Solo play is a particular strength. The game’s systems scale cleanly to a single player, and the intimate pace of solo exploration complements the narrative design. Several players have reported spending dozens of hours playing alone without the experience feeling thin or repetitive, which speaks to how well the core systems sustain engagement.
Earthborne Rangers’ Component Quality Problem
Card quality has been a widespread complaint. Players report that the cards are noticeably flimsy and prone to warping within days of opening the box. For a game built entirely around cards that need to be shuffled, dealt, and manipulated across dozens of sessions, this is a significant practical problem. Sleeving the entire set is an option but adds cost and bulk to an already substantial game.
Rules clarity suffers from the small team behind the project. The first edition contains errors and ambiguities that can halt gameplay at critical moments. While errata has been issued and the community has filled in many gaps, players working through the campaign without outside resources can hit frustrating dead ends where the rules simply don’t address their situation clearly.
Pacing can feel uneven, especially at higher player counts. Solo and two-player games tend to flow well, but three and four-player sessions can drag as the systems stretch to accommodate more rangers. Downtime between turns increases, and the narrative momentum that carries the game at lower counts can dissipate when shared among too many players.
Pricing, driven partly by the publisher’s commitment to sustainable materials, has drawn criticism for what’s in the box. Some players feel the card stock and overall component quality don’t justify the premium cost, creating a disconnect between the game’s environmental values and the product’s physical reality.
A New Kind of Adventure Game
Earthborne Rangers represents a serious attempt to push cooperative card games in a new direction. It isn’t trying to be a better version of existing narrative card games. It’s trying to do something those games haven’t attempted: create an open world that emerges from a deck of cards rather than a scripted scenario book. When this system works, it produces moments of discovery and connection that feel fundamentally different from anything else in the genre.
That ambition sometimes outpaces the execution. Rough edges in rules, production, and balance reveal a game that was designed with more vision than resources. Players who can look past those rough edges will find something truly innovative underneath. Players who expect polish commensurate with the price may feel shortchanged.

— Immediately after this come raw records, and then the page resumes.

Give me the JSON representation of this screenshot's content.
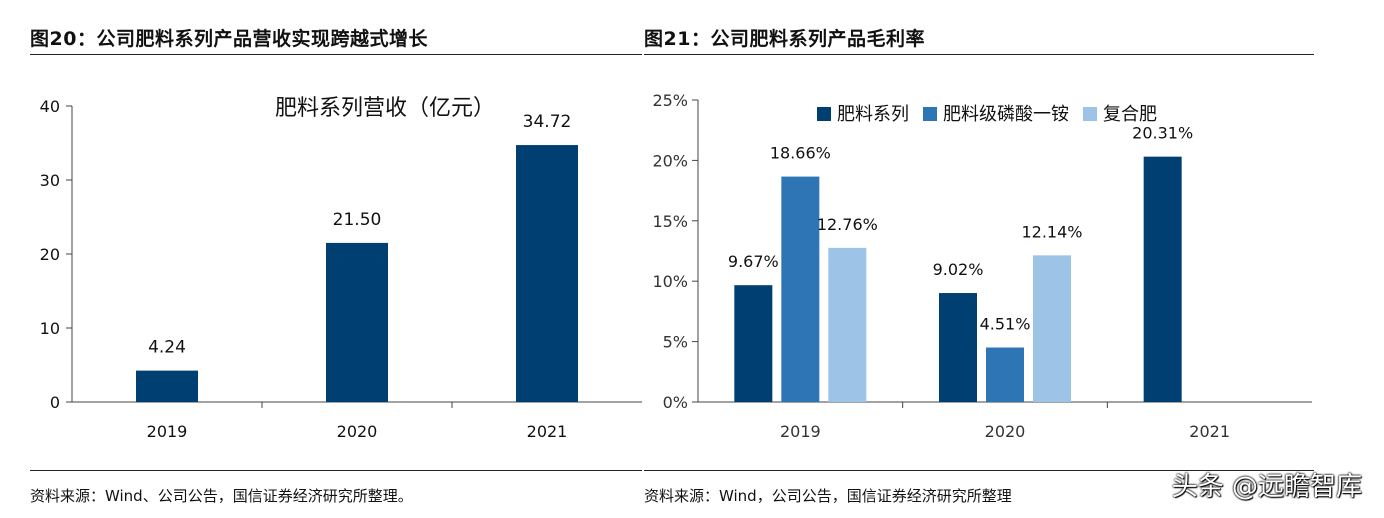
{
  "left": {
    "figure_title": "图20：公司肥料系列产品营收实现跨越式增长",
    "source": "资料来源：Wind、公司公告，国信证券经济研究所整理。"
  },
  "right": {
    "figure_title": "图21：公司肥料系列产品毛利率",
    "source": "资料来源：Wind，公司公告，国信证券经济研究所整理"
  },
  "watermark": "头条 @远瞻智库",
  "colors": {
    "dark": "#003f72",
    "mid": "#2e75b6",
    "light": "#9dc3e6",
    "axis": "#444444"
  },
  "chart_data": [
    {
      "type": "bar",
      "title": "肥料系列营收（亿元）",
      "categories": [
        "2019",
        "2020",
        "2021"
      ],
      "values": [
        4.24,
        21.5,
        34.72
      ],
      "value_labels": [
        "4.24",
        "21.50",
        "34.72"
      ],
      "ylim": [
        0,
        40
      ],
      "yticks": [
        "0",
        "10",
        "20",
        "30",
        "40"
      ],
      "grid": false,
      "legend": "none"
    },
    {
      "type": "bar",
      "categories": [
        "2019",
        "2020",
        "2021"
      ],
      "series": [
        {
          "name": "肥料系列",
          "values": [
            9.67,
            9.02,
            20.31
          ],
          "labels": [
            "9.67%",
            "9.02%",
            "20.31%"
          ]
        },
        {
          "name": "肥料级磷酸一铵",
          "values": [
            18.66,
            4.51,
            null
          ],
          "labels": [
            "18.66%",
            "4.51%",
            ""
          ]
        },
        {
          "name": "复合肥",
          "values": [
            12.76,
            12.14,
            null
          ],
          "labels": [
            "12.76%",
            "12.14%",
            ""
          ]
        }
      ],
      "ylim": [
        0,
        25
      ],
      "yticks": [
        "0%",
        "5%",
        "10%",
        "15%",
        "20%",
        "25%"
      ],
      "grid": false,
      "legend": "top"
    }
  ]
}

Should You Play Earthborne Rangers?
Earthborne Rangers is best suited for solo players or pairs who enjoy narrative-driven games and are comfortable with deck construction mechanics. Patience with occasional rules ambiguity and card quality issues is required. Players coming from games with similar narrative ambitions will find the open-world card system refreshing.

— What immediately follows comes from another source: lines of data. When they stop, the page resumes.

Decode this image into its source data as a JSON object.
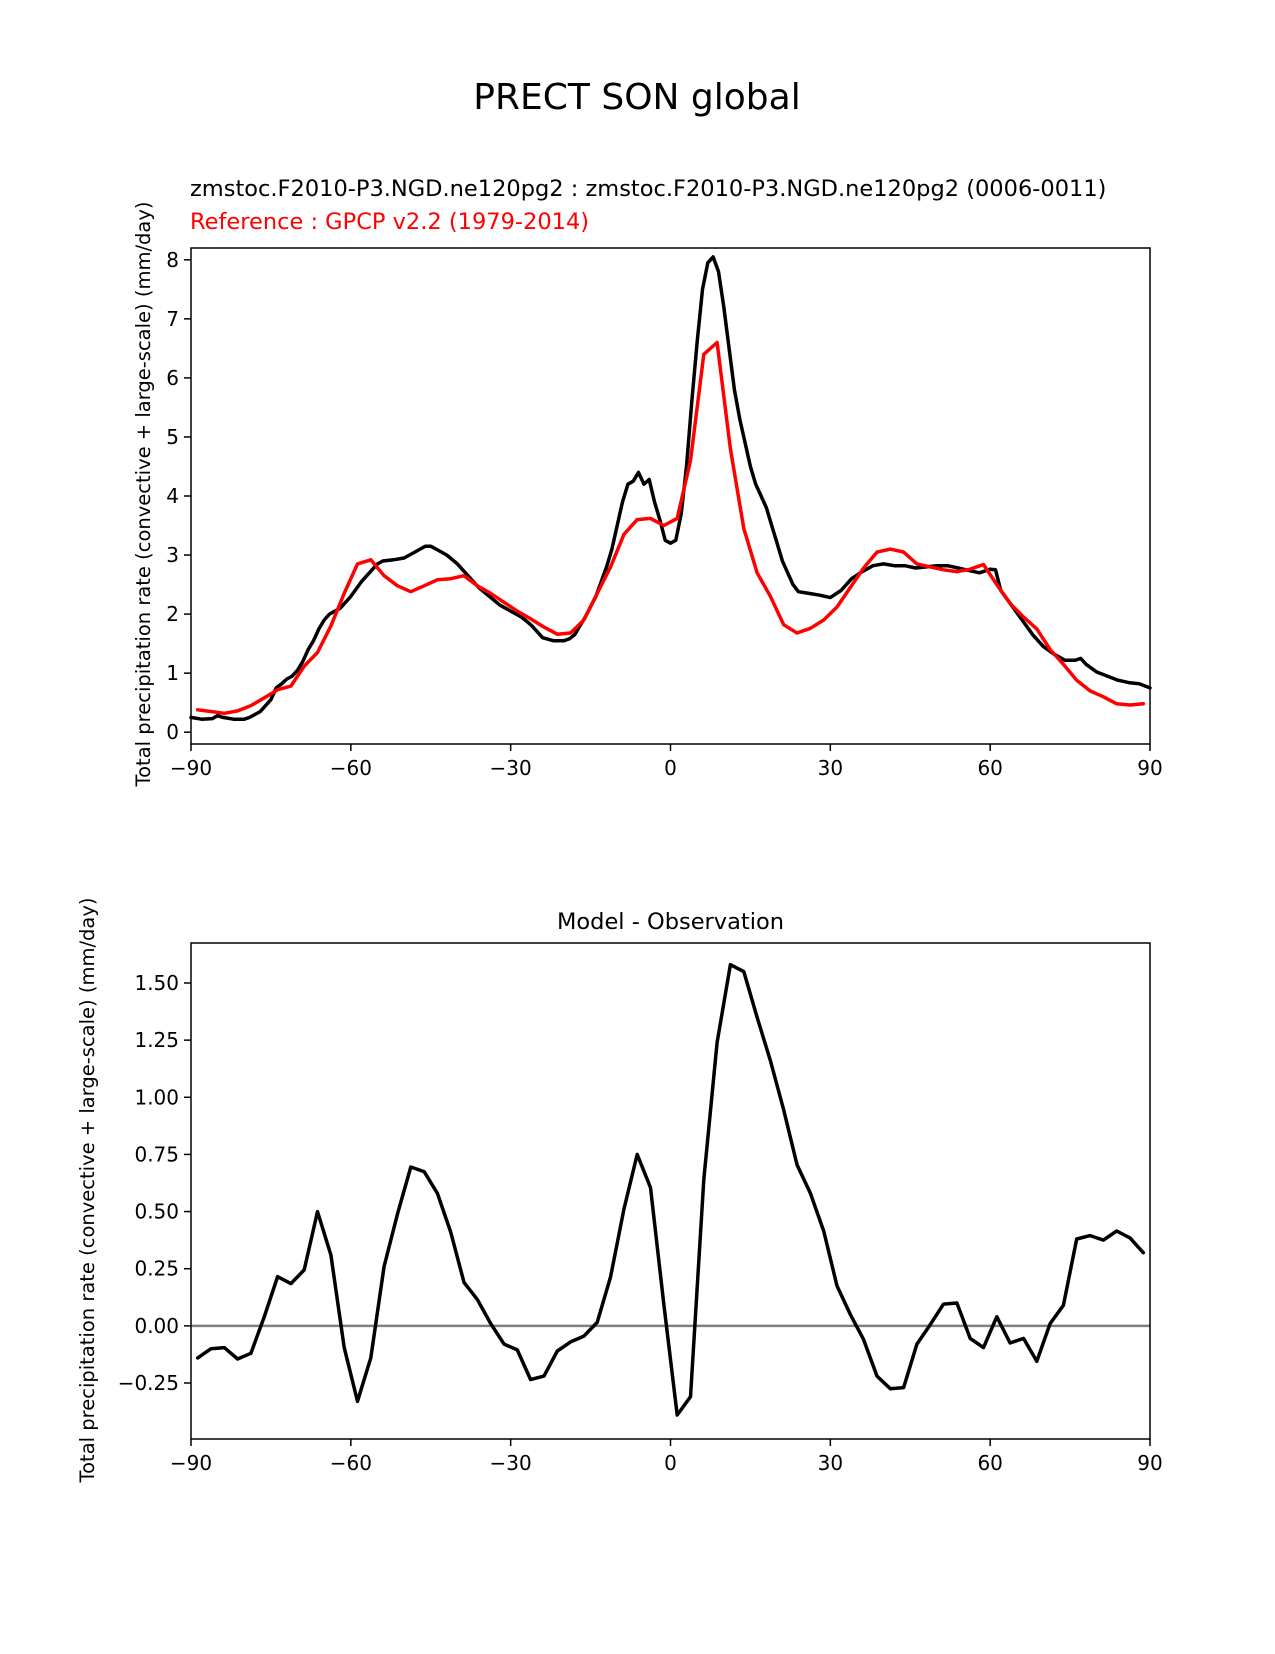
{
  "figure": {
    "title": "PRECT SON global"
  },
  "chart_data": [
    {
      "type": "line",
      "subtitle_test": "zmstoc.F2010-P3.NGD.ne120pg2 : zmstoc.F2010-P3.NGD.ne120pg2 (0006-0011)",
      "subtitle_ref": "Reference : GPCP v2.2 (1979-2014)",
      "xlabel": "",
      "ylabel": "Total precipitation rate (convective + large-scale) (mm/day)",
      "xlim": [
        -90,
        90
      ],
      "ylim": [
        -0.2,
        8.2
      ],
      "xticks": [
        -90,
        -60,
        -30,
        0,
        30,
        60,
        90
      ],
      "xtick_labels": [
        "−90",
        "−60",
        "−30",
        "0",
        "30",
        "60",
        "90"
      ],
      "yticks": [
        0,
        1,
        2,
        3,
        4,
        5,
        6,
        7,
        8
      ],
      "ytick_labels": [
        "0",
        "1",
        "2",
        "3",
        "4",
        "5",
        "6",
        "7",
        "8"
      ],
      "grid": false,
      "series": [
        {
          "color": "#000000",
          "x": [
            -90,
            -88,
            -86,
            -85,
            -84,
            -82,
            -80,
            -79,
            -78,
            -77,
            -76,
            -75,
            -74,
            -73,
            -72,
            -71,
            -70,
            -69,
            -68,
            -67,
            -66,
            -65,
            -64,
            -62,
            -60,
            -58,
            -56,
            -55,
            -54,
            -52,
            -50,
            -48,
            -47,
            -46,
            -45,
            -44,
            -42,
            -40,
            -38,
            -36,
            -34,
            -32,
            -30,
            -28,
            -27,
            -26,
            -25,
            -24,
            -22,
            -20,
            -19,
            -18,
            -17,
            -16,
            -14,
            -12,
            -11,
            -10,
            -9,
            -8,
            -7,
            -6,
            -5,
            -4,
            -3,
            -2,
            -1,
            0,
            1,
            2,
            3,
            4,
            5,
            6,
            7,
            8,
            9,
            10,
            11,
            12,
            13,
            14,
            15,
            16,
            17,
            18,
            19,
            20,
            21,
            22,
            23,
            24,
            26,
            28,
            30,
            32,
            34,
            36,
            38,
            40,
            42,
            44,
            46,
            48,
            50,
            52,
            54,
            56,
            58,
            60,
            61,
            62,
            64,
            66,
            68,
            70,
            72,
            74,
            76,
            77,
            78,
            80,
            82,
            84,
            86,
            88,
            90
          ],
          "values": [
            0.25,
            0.22,
            0.23,
            0.28,
            0.25,
            0.22,
            0.22,
            0.25,
            0.3,
            0.35,
            0.45,
            0.55,
            0.75,
            0.82,
            0.9,
            0.95,
            1.05,
            1.2,
            1.4,
            1.55,
            1.75,
            1.9,
            2.0,
            2.1,
            2.3,
            2.55,
            2.75,
            2.85,
            2.9,
            2.92,
            2.95,
            3.05,
            3.1,
            3.15,
            3.15,
            3.1,
            3.0,
            2.85,
            2.65,
            2.45,
            2.3,
            2.15,
            2.05,
            1.95,
            1.88,
            1.8,
            1.7,
            1.6,
            1.55,
            1.55,
            1.58,
            1.65,
            1.8,
            1.95,
            2.3,
            2.8,
            3.1,
            3.5,
            3.9,
            4.2,
            4.25,
            4.4,
            4.2,
            4.28,
            3.9,
            3.6,
            3.25,
            3.2,
            3.25,
            3.7,
            4.5,
            5.6,
            6.6,
            7.5,
            7.95,
            8.05,
            7.8,
            7.2,
            6.5,
            5.8,
            5.3,
            4.9,
            4.5,
            4.2,
            4.0,
            3.8,
            3.5,
            3.2,
            2.9,
            2.7,
            2.5,
            2.38,
            2.35,
            2.32,
            2.28,
            2.4,
            2.6,
            2.72,
            2.82,
            2.85,
            2.82,
            2.82,
            2.78,
            2.8,
            2.82,
            2.82,
            2.78,
            2.74,
            2.7,
            2.76,
            2.75,
            2.4,
            2.15,
            1.9,
            1.65,
            1.45,
            1.32,
            1.22,
            1.22,
            1.25,
            1.15,
            1.02,
            0.95,
            0.88,
            0.84,
            0.82,
            0.75
          ]
        },
        {
          "color": "#ff0000",
          "x": [
            -88.75,
            -86.25,
            -83.75,
            -81.25,
            -78.75,
            -76.25,
            -73.75,
            -71.25,
            -68.75,
            -66.25,
            -63.75,
            -61.25,
            -58.75,
            -56.25,
            -53.75,
            -51.25,
            -48.75,
            -46.25,
            -43.75,
            -41.25,
            -38.75,
            -36.25,
            -33.75,
            -31.25,
            -28.75,
            -26.25,
            -23.75,
            -21.25,
            -18.75,
            -16.25,
            -13.75,
            -11.25,
            -8.75,
            -6.25,
            -3.75,
            -1.25,
            1.25,
            3.75,
            6.25,
            8.75,
            11.25,
            13.75,
            16.25,
            18.75,
            21.25,
            23.75,
            26.25,
            28.75,
            31.25,
            33.75,
            36.25,
            38.75,
            41.25,
            43.75,
            46.25,
            48.75,
            51.25,
            53.75,
            56.25,
            58.75,
            61.25,
            63.75,
            66.25,
            68.75,
            71.25,
            73.75,
            76.25,
            78.75,
            81.25,
            83.75,
            86.25,
            88.75
          ],
          "values": [
            0.38,
            0.35,
            0.32,
            0.36,
            0.45,
            0.58,
            0.72,
            0.78,
            1.12,
            1.35,
            1.8,
            2.35,
            2.85,
            2.92,
            2.65,
            2.48,
            2.38,
            2.48,
            2.58,
            2.6,
            2.65,
            2.48,
            2.35,
            2.2,
            2.05,
            1.92,
            1.78,
            1.66,
            1.68,
            1.9,
            2.35,
            2.8,
            3.35,
            3.6,
            3.62,
            3.5,
            3.62,
            4.6,
            6.4,
            6.6,
            4.8,
            3.45,
            2.7,
            2.3,
            1.82,
            1.68,
            1.76,
            1.9,
            2.12,
            2.45,
            2.78,
            3.05,
            3.1,
            3.05,
            2.85,
            2.8,
            2.75,
            2.72,
            2.76,
            2.84,
            2.5,
            2.18,
            1.95,
            1.75,
            1.4,
            1.15,
            0.88,
            0.7,
            0.6,
            0.48,
            0.46,
            0.48
          ]
        }
      ]
    },
    {
      "type": "line",
      "title": "Model - Observation",
      "xlabel": "",
      "ylabel": "Total precipitation rate (convective + large-scale) (mm/day)",
      "xlim": [
        -90,
        90
      ],
      "ylim": [
        -0.495,
        1.675
      ],
      "xticks": [
        -90,
        -60,
        -30,
        0,
        30,
        60,
        90
      ],
      "xtick_labels": [
        "−90",
        "−60",
        "−30",
        "0",
        "30",
        "60",
        "90"
      ],
      "yticks": [
        -0.25,
        0.0,
        0.25,
        0.5,
        0.75,
        1.0,
        1.25,
        1.5
      ],
      "ytick_labels": [
        "−0.25",
        "0.00",
        "0.25",
        "0.50",
        "0.75",
        "1.00",
        "1.25",
        "1.50"
      ],
      "grid": false,
      "zero_line_color": "#808080",
      "series": [
        {
          "color": "#000000",
          "x": [
            -88.75,
            -86.25,
            -83.75,
            -81.25,
            -78.75,
            -76.25,
            -73.75,
            -71.25,
            -68.75,
            -66.25,
            -63.75,
            -61.25,
            -58.75,
            -56.25,
            -53.75,
            -51.25,
            -48.75,
            -46.25,
            -43.75,
            -41.25,
            -38.75,
            -36.25,
            -33.75,
            -31.25,
            -28.75,
            -26.25,
            -23.75,
            -21.25,
            -18.75,
            -16.25,
            -13.75,
            -11.25,
            -8.75,
            -6.25,
            -3.75,
            -1.25,
            1.25,
            3.75,
            6.25,
            8.75,
            11.25,
            13.75,
            16.25,
            18.75,
            21.25,
            23.75,
            26.25,
            28.75,
            31.25,
            33.75,
            36.25,
            38.75,
            41.25,
            43.75,
            46.25,
            48.75,
            51.25,
            53.75,
            56.25,
            58.75,
            61.25,
            63.75,
            66.25,
            68.75,
            71.25,
            73.75,
            76.25,
            78.75,
            81.25,
            83.75,
            86.25,
            88.75
          ],
          "values": [
            -0.14,
            -0.1,
            -0.095,
            -0.145,
            -0.12,
            0.04,
            0.215,
            0.185,
            0.245,
            0.5,
            0.31,
            -0.095,
            -0.33,
            -0.14,
            0.26,
            0.49,
            0.695,
            0.675,
            0.58,
            0.41,
            0.19,
            0.115,
            0.01,
            -0.08,
            -0.105,
            -0.235,
            -0.22,
            -0.11,
            -0.07,
            -0.045,
            0.015,
            0.215,
            0.51,
            0.75,
            0.605,
            0.095,
            -0.39,
            -0.31,
            0.64,
            1.24,
            1.58,
            1.55,
            1.35,
            1.16,
            0.945,
            0.705,
            0.58,
            0.415,
            0.175,
            0.05,
            -0.06,
            -0.22,
            -0.275,
            -0.27,
            -0.08,
            0.005,
            0.095,
            0.1,
            -0.055,
            -0.095,
            0.04,
            -0.075,
            -0.055,
            -0.155,
            0.01,
            0.09,
            0.38,
            0.395,
            0.375,
            0.415,
            0.385,
            0.32
          ]
        }
      ]
    }
  ]
}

Skip it if you need tight mechanical precision from your card games. Skip it if production quality is a priority and imperfect components will bother you across a 30-hour campaign. And skip it if your group primarily plays at three or four players, because the experience is noticeably stronger at lower counts.

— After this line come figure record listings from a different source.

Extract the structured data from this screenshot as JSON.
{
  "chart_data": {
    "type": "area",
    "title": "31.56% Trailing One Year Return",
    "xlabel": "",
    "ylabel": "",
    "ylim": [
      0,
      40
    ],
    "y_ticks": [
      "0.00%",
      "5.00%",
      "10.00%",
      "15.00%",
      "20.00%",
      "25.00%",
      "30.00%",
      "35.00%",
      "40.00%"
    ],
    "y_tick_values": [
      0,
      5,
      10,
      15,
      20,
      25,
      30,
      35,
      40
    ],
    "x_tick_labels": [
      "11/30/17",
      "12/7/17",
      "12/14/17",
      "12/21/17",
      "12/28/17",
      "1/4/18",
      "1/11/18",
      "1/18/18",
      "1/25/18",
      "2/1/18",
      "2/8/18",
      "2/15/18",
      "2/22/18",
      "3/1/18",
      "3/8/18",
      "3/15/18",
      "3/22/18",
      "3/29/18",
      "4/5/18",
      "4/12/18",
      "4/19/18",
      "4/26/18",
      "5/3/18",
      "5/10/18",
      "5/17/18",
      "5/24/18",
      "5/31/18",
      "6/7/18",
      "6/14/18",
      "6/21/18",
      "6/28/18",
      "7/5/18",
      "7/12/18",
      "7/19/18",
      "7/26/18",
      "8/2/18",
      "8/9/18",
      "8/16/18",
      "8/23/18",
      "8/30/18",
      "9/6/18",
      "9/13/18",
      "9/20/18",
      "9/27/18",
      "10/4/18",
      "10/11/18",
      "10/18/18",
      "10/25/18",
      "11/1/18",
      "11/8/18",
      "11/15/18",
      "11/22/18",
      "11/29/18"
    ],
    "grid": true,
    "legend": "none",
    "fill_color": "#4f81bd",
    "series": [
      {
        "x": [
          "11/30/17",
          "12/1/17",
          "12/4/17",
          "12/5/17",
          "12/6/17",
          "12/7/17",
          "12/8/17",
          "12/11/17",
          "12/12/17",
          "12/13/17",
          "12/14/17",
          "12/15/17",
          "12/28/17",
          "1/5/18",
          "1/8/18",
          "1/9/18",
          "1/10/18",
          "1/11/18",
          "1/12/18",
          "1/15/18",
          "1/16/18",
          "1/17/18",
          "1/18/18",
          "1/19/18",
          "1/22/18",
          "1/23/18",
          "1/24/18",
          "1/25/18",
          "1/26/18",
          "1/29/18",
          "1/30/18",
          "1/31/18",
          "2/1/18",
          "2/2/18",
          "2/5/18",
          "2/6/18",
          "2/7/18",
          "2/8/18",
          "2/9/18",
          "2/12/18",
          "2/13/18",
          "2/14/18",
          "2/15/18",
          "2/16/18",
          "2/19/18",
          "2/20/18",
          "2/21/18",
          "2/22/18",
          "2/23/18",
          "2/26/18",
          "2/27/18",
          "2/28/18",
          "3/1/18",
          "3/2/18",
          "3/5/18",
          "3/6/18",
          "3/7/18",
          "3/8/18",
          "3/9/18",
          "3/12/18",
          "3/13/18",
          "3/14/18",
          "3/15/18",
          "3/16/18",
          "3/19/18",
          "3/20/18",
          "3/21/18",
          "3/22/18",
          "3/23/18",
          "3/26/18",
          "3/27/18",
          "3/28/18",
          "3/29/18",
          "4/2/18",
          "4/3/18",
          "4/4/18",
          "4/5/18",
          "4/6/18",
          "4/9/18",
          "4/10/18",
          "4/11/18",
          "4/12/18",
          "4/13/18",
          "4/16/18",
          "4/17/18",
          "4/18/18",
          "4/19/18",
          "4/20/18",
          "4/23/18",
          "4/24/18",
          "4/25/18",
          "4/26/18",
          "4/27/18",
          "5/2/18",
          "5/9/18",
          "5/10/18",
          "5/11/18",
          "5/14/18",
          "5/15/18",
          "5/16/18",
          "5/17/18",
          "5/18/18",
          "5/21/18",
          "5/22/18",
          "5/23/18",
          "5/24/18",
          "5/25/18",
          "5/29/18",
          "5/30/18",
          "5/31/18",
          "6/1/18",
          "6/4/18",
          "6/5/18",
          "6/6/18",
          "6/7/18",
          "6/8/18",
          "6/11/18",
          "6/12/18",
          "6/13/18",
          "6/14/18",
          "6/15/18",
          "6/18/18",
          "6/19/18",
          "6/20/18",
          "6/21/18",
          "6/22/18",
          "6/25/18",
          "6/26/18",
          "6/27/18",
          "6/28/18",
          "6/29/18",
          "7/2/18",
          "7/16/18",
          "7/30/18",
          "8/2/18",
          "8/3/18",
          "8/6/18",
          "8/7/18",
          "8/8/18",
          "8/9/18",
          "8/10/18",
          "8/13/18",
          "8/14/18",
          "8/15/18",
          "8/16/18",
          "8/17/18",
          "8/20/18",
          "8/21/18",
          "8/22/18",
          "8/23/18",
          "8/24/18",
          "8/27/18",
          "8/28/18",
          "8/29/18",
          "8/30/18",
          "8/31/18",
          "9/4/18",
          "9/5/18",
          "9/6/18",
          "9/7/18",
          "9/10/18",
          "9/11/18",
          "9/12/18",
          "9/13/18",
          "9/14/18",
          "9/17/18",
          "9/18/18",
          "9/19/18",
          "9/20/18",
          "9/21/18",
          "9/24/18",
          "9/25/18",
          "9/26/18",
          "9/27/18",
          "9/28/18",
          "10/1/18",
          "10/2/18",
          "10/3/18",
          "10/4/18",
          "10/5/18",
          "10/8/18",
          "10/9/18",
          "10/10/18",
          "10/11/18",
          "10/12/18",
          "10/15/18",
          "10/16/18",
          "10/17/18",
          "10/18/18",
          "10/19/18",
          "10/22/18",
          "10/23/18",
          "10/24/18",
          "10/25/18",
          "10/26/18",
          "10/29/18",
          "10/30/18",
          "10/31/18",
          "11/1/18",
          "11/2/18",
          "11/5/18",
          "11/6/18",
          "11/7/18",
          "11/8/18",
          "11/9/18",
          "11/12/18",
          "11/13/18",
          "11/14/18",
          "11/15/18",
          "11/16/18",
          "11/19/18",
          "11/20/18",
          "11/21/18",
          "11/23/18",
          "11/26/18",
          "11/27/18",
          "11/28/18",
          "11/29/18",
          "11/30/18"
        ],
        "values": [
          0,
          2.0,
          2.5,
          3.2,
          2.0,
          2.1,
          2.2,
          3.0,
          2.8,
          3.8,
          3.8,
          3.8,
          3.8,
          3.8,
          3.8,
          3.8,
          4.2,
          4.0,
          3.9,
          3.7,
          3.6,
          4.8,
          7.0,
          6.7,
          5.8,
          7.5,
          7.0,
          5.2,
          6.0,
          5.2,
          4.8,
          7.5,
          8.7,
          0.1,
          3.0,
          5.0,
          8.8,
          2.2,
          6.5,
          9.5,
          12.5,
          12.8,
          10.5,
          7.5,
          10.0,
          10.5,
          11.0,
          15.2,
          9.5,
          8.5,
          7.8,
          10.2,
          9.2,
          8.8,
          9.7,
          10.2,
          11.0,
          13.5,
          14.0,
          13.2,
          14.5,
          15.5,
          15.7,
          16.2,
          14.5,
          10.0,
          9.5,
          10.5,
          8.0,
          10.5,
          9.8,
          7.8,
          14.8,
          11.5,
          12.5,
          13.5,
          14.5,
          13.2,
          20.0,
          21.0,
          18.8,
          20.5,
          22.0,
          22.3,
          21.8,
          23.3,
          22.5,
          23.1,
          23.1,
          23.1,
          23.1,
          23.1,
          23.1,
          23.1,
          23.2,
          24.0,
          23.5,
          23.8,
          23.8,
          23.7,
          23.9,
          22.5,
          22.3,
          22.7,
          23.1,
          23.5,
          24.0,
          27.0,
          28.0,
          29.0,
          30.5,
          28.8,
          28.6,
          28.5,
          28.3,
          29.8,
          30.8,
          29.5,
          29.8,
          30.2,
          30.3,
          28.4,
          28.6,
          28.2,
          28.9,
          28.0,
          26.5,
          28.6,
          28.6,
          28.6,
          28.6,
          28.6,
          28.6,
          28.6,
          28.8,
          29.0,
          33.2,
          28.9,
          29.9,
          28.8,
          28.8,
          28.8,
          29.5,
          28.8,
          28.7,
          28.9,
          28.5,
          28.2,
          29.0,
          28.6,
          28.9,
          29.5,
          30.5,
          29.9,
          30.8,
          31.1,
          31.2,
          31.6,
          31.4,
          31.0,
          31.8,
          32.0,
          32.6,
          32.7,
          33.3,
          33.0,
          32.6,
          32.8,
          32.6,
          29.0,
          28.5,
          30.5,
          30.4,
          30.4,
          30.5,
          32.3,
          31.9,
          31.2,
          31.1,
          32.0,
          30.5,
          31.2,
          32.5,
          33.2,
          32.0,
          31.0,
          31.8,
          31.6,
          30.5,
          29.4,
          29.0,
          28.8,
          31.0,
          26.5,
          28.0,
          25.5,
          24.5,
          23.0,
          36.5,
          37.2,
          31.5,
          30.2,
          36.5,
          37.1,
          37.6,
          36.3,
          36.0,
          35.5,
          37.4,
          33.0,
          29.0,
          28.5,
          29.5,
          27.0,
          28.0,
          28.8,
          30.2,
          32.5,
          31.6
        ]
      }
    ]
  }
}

The Verdict on Earthborne Rangers
Earthborne Rangers is one of the most original cooperative games in years. Its open-world card system creates a sense of genuine exploration that feels closer to a video game than anything else in the tabletop space. Character customization through personality traits is inspired, and the setting offers a refreshing change from the usual fantasy and sci-fi fare. Production quality issues and some rough rules edges hold it back from greatness, and the game asks for patience during its slower stretches. For players looking for something truly different in cooperative card gaming, Earthborne Rangers breaks new ground worth exploring.